CPI do crime organizado convoca irmãos de Toffoli e quebra sigilo da empresa da família
O presidente da Câmara dos Deputados, Hugo Motta (Republicanos-PB), defendeu a atuação do ministro Dias Toffoli enquanto era relator do caso Master no Supremo Tribunal Federal (STF), nesta quinta-feira (26), e falou em “exageros” nas críticas a ele.
Em entrevista ao Metrópoles, Motta afirmou que o ministro cumpriu todos os pedidos que lhe foram solicitados “com muito equilíbrio nas suas decisões”.
“As decisões proferidas pelo antigo relator, ministro Dias Toffoli, atenderam todos os pedidos que o Ministério Público e a Polícia Federal fizeram. Eu penso que houve um exagero da parte da mídia e no geral , do papel que o ministro Toffoli cumpriu”.
Ao falar sobre o caso Master, o presidente da Câmara criticou a atuação da Comissão Parlamentar de Inquérito (CPI) que atua no Senado e afirmou que o colegiado está querendo “fazer palanque eleitoral sobre outro assunto”.
“Acho errado mudar escopo de CPI que estava apresentado com um intuito para querer fazer palanque eleitoral sobre outro assunto. CPI tem escopo, CPI tem fato determinado, e não é correto se pegar uma CPI para investigar aquilo que não foi o fato inicial o qual ela foi proposta, que é isso que infelizmente estamos vendo no Senado Federal”.
No momento, apenas uma Comissão Parlamentar de Inquérito (CPI) está funcionando no Senado Federal, a comissão do Crime Organizado. No Congresso, há também a CPI mista que investiga os desvios no INSS, que conta com a presença de deputados e senadores.
Mais cedo, em entrevista ao programa Em Ponto, da GloboNews, o presidente da comissão, senador Fabiano Contarato (PT-ES), defendeu que as decisões tomadas pelo colegiado têm ligação com o tema, e que há no plano de trabalho um item relacionado a investigações sobre instituições financeiras (veja no vídeo mais abaixo).
Presidente da CPI do Crime Organizado defende investigação do Master
CPI convocou irmãos de Toffoli
Nessa quarta-feira (25), a CPI do Crime Organizado aprovou a convocação dos irmãos do ministro Dias Toffoli e do dono do Banco Master, Daniel Vorcaro.
A comissão também decidiu pela quebra de sigilo de dados fiscais e bancários da empresa Maridt, dirigida pelos irmãos de Toffoli, da qual o ministro é sócio; e da Reag Investimentos, instituição financeira liquidada pelo Banco Central que também integra as investigações sobre o caso Master.
O presidente da Câmara, Hugo Motta
Sergio Lima/AFP
Investigação da PF
Motta foi questionado na entrevista sobre pedidos de criação de CPIs sobre o caso Master na Câmara e no Senado, e sobre o que enxergava dos colegiados que estão tratando do tema.
Respondeu que os órgãos de controle, a própria Polícia Federal, o Ministério Público e o Supremo Tribunal Federal estão apurando o caso, e “dando a devida atenção à investigação acerca de possíveis irregularidades nesse assunto.

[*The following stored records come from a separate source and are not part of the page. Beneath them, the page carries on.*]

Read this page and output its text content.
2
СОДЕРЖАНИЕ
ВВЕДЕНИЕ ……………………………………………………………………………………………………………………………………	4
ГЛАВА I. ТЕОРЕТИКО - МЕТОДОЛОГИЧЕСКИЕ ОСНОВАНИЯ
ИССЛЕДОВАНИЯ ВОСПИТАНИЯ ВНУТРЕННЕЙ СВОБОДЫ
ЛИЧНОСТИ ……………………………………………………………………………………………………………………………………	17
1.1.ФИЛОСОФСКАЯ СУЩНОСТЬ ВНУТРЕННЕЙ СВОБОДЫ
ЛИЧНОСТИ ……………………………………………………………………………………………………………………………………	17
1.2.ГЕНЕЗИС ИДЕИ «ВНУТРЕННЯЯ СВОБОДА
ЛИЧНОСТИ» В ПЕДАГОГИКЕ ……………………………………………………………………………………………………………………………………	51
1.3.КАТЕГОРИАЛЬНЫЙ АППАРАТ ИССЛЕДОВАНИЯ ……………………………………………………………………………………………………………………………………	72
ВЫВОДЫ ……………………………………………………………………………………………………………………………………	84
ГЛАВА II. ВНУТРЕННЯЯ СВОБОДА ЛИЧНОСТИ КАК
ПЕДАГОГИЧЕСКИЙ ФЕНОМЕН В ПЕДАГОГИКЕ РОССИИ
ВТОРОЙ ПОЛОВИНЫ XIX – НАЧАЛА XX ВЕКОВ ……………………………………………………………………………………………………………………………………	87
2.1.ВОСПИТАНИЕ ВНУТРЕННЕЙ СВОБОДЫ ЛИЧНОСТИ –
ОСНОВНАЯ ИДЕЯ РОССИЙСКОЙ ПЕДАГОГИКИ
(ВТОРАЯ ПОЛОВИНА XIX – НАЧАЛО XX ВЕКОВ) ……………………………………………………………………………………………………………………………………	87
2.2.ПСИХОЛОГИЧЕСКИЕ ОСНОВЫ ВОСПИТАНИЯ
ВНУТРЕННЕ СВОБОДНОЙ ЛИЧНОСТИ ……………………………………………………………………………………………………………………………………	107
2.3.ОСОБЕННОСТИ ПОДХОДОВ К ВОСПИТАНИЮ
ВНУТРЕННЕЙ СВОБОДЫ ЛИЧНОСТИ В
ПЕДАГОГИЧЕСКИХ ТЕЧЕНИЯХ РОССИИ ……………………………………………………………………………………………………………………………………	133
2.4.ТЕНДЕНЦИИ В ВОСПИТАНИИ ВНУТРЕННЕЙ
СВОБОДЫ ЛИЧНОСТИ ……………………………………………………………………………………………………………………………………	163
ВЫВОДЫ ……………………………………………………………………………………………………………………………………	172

Eu penso que o Supremo tem cumprido seu papel”, ponderou.
Questionado sobre entender que houve exagero da Polícia Federal nas investigações sobre o ministro, ele negou. “Não estou dizendo que houve exagero da Polícia Federal. O que estou reconhecendo é o papel que o ministro Toffoli cumpriu”.
Toffoli deixou o caso
O ministro Dias Toffoli deixou o caso em 12 de fevereiro. A decisão, após reunião dos ministros da Corte, ocorreu na esteira dos avanços da investigação da Polícia Federal sobre o caso.
Em nota, o STF informou que o ministro – “considerados os altos interesses institucionais” – pediu que o tema fosse redistribuído para outro ministro relatar o caso. André Mendonça foi o relator sorteado pelo sistema interno da Corte e agora conduz a ação.
Relatório dos investigadores enviado ao Supremo dias antes trouxe menções sobre o magistrado, a partir de dados do celular do banqueiro Daniel Vorcaro. O presidente do STF, ministro Edson Fachin, informou aos colegas sobre os achados da PF na reunião.
Em nota divulgada nesta quinta-feira, Toffoli esclareceu sua participação societária na empresa Maridt. Também negou relação pessoal ou financeira com o banqueiro Daniel Vorcaro.